Why Bother Baking Cookies?


Why Bother Baking Cookies?

I grew up on my grandma’s cookies. Even when we moved far away from her home in Nebraska, to South Dakota and Colorado, she sent her cookies to us through the mail. When a three pound coffee can wrapped in brown paper arrived at our house, we knew it was from Grandma. The one who discovered it first was the lucky one. They got to cut away the tape holding the plastic lid firmly to the can and be the first to inhale the sweet fragrance of Grandma’s cookies. 

Grandma wrapped them individually in waxed paper, filling the container with at least a dozen delicious, perfect morsels. Sometimes she sent her gumdrop cookies, other times my favorite, cowboy cookies. Biting into one always took me back to Grandma’s warm and sunny kitchen.
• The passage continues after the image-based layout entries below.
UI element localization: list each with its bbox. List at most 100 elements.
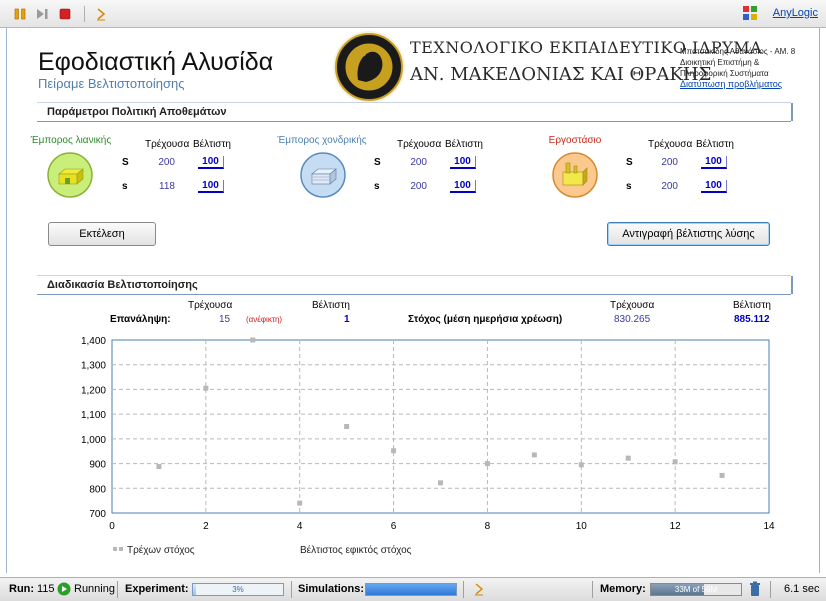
data-point	[438, 480, 443, 486]
agent-label-wholesale: Έμπορος χονδρικής	[277, 135, 367, 146]
running-status: Running	[74, 583, 115, 595]
x-tick-label: 6	[391, 521, 397, 532]
retail-S-current: 200	[158, 157, 175, 168]
x-tick-label: 0	[109, 521, 115, 532]
y-tick-label: 900	[89, 460, 106, 471]
data-point	[719, 472, 725, 478]
x-tick-label: 10	[576, 521, 588, 532]
col-best-header: Βέλτιστη	[193, 139, 231, 150]
params-section-header: Παράμετροι Πολιτική Αποθεμάτων	[37, 102, 793, 122]
retail-store-icon	[47, 152, 93, 198]
pause-icon[interactable]	[12, 6, 28, 22]
data-point	[250, 337, 256, 343]
data-point	[344, 424, 350, 429]
problem-statement-link[interactable]: Διατύπωση προβλήματος	[680, 79, 795, 90]
col-current-header: Τρέχουσα	[145, 139, 190, 150]
running-icon	[57, 582, 71, 596]
institution-name-line2: ΑΝ. ΜΑΚΕΔΟΝΙΑΣ ΚΑΙ ΘΡΑΚΗΣ	[410, 64, 712, 85]
iteration-current-header: Τρέχουσα	[188, 300, 233, 311]
factory-s-best-field[interactable]: 100	[701, 180, 727, 193]
author-line: Διοικητική Επιστήμη &	[680, 58, 760, 67]
param-s-label: s	[122, 181, 128, 192]
data-point	[625, 455, 631, 461]
col-best-header: Βέλτιστη	[445, 139, 483, 150]
anylogic-logo-icon	[743, 6, 757, 20]
section-title: Διαδικασία Βελτιστοποίησης	[47, 279, 198, 291]
x-tick-label: 8	[485, 521, 491, 532]
toolbar-separator	[84, 6, 85, 22]
y-tick-label: 1,300	[81, 361, 106, 372]
copy-best-solution-button[interactable]: Αντιγραφή βέλτιστης λύσης	[607, 222, 770, 246]
y-tick-label: 700	[89, 509, 106, 520]
param-S-label: S	[374, 157, 381, 168]
x-tick-label: 4	[297, 521, 303, 532]
experiment-label: Experiment:	[125, 583, 189, 595]
factory-icon	[552, 152, 598, 198]
simulations-progress-fill	[366, 584, 456, 595]
legend-label: Τρέχων στόχος	[127, 544, 195, 556]
data-point	[578, 462, 584, 468]
data-point	[203, 385, 209, 391]
trash-icon[interactable]	[748, 581, 762, 597]
wholesale-S-current: 200	[410, 157, 427, 168]
author-line: Πληροφορική Συστήματα	[680, 69, 769, 78]
play-outline-icon[interactable]	[472, 582, 486, 596]
agent-label-factory: Εργοστάσιο	[548, 135, 602, 146]
wholesale-s-best-field[interactable]: 100	[450, 180, 476, 193]
objective-best-value: 885.112	[734, 314, 770, 325]
legend-marker	[119, 547, 123, 551]
param-s-label: s	[626, 181, 632, 192]
x-tick-label: 2	[203, 521, 209, 532]
elapsed-time: 6.1 sec	[784, 583, 820, 595]
stop-icon[interactable]	[57, 6, 73, 22]
data-point	[156, 464, 162, 470]
university-seal-icon	[333, 31, 405, 103]
retail-s-current: 118	[159, 181, 175, 192]
data-point	[484, 461, 490, 467]
simulations-progress-bar	[365, 583, 457, 596]
factory-s-current: 200	[661, 181, 678, 192]
iteration-best-header: Βέλτιστη	[312, 300, 350, 311]
factory-S-best-field[interactable]: 100	[701, 156, 727, 169]
factory-S-current: 200	[661, 157, 678, 168]
iteration-infeasible-note: (ανέφικτη)	[246, 315, 283, 324]
col-best-header: Βέλτιστη	[696, 139, 734, 150]
run-number: 115	[37, 583, 55, 595]
anylogic-link[interactable]: AnyLogic	[773, 7, 818, 19]
play-outline-icon[interactable]	[93, 6, 109, 22]
y-tick-label: 1,400	[81, 336, 106, 347]
iteration-current-value: 15	[219, 314, 231, 325]
retail-s-best-field[interactable]: 100	[198, 180, 224, 193]
x-tick-label: 12	[670, 521, 682, 532]
author-line: Μπατσακίδης Αθανάσιος - ΑΜ. 8	[680, 47, 796, 56]
experiment-progress-text: 3%	[232, 585, 244, 594]
wholesale-S-best-field[interactable]: 100	[450, 156, 476, 169]
data-point	[672, 459, 678, 465]
data-point	[297, 500, 303, 506]
legend-label: Βέλτιστος εφικτός στόχος	[300, 544, 412, 556]
run-button[interactable]: Εκτέλεση	[48, 222, 156, 246]
memory-text: 33M of 56M	[674, 585, 718, 594]
iteration-best-value: 1	[344, 314, 350, 325]
retail-S-best-field[interactable]: 100	[198, 156, 224, 169]
col-current-header: Τρέχουσα	[397, 139, 442, 150]
objective-current-value: 830.265	[614, 314, 651, 325]
objective-current-header: Τρέχουσα	[610, 300, 655, 311]
toolbar: AnyLogic	[0, 0, 826, 28]
param-s-label: s	[374, 181, 380, 192]
objective-label: Στόχος (μέση ημερήσια χρέωση)	[408, 314, 563, 325]
wholesale-s-current: 200	[410, 181, 427, 192]
page-title: Εφοδιαστική Αλυσίδα	[38, 48, 274, 76]
wholesale-warehouse-icon	[300, 152, 346, 198]
page-subtitle: Πείραμε Βελτιστοποίησης	[38, 76, 185, 91]
x-tick-label: 14	[763, 521, 775, 532]
y-tick-label: 800	[89, 484, 106, 495]
objective-best-header: Βέλτιστη	[733, 300, 771, 311]
legend-marker	[113, 547, 117, 551]
section-title: Παράμετροι Πολιτική Αποθεμάτων	[47, 106, 227, 118]
step-icon[interactable]	[34, 6, 50, 22]
optimization-section-header: Διαδικασία Βελτιστοποίησης	[37, 275, 793, 295]
memory-label: Memory:	[600, 583, 646, 595]
memory-bar: 33M of 56M	[650, 583, 742, 596]
data-point	[391, 448, 397, 454]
I envisioned sitting at her small table, the air filled with the aroma of sweet dough baking in the oven close by and her smiling face leaning toward mine as she told a funny story about her childhood. 

Eating one of her cookies, whether from a coffee can or in the comfort of her kitchen, was more than just enjoying the flavor and texture of something delicious. Grandma’s cookies invited you to remember the heart and hands of the one who made something pleasing, just for you.

    Feeding More than Just the Belly

It wasn’t until after I was married that I tried my hand at baking cookies from one of Grandma’s recipes. Newly married, we lived an alternative lifestyle, out in the boondocks without running water or electricity. I wanted my husband to partake in the same pleasantries as I had with Grandma and her cookies. But, baking cookies meant learning how to regulate the wood cook stove. I failed more than succeeded and as a result, threw many burnt cookies away. When it comes to cookies, it is not the thought that counts, but the actual finished product. 

When we finally had modern conveniences, regulating the oven was now the least of my issues and following a recipe was minor. Finding how to mix the dough to the right consistency became the trick. Too much flour meant stiff cookies resembling hockey pucks, not enough flour, the cookies melted and stuck onto the cookie sheet as flat, crunchy saucers. Finally, about the time our eldest learned how to ride a bike without training wheels, I perfected the art of making Grandma’s cookies.

For the next several years, every Saturday or Sunday,  I baked a batch of cowboy cookies that morphed into my version of chocolate chip cookies. They were a hit. Milk and cookies around the kitchen after school or a sports practice became the common meeting ground for conversations with my sons. And after they grew up, I sent small boxes of the delicious morsels through the mail. When they came home for visits, they went straight to the refrigerator where their hand found cookies in individual baggies stored in a sack. Now my grandkids know where to find those pleasant sweets made especially for them. 

Why bother baking cookies? A home baked cookie might just invite someone to remember the heart and hands of the one who made something pleasing, just for them.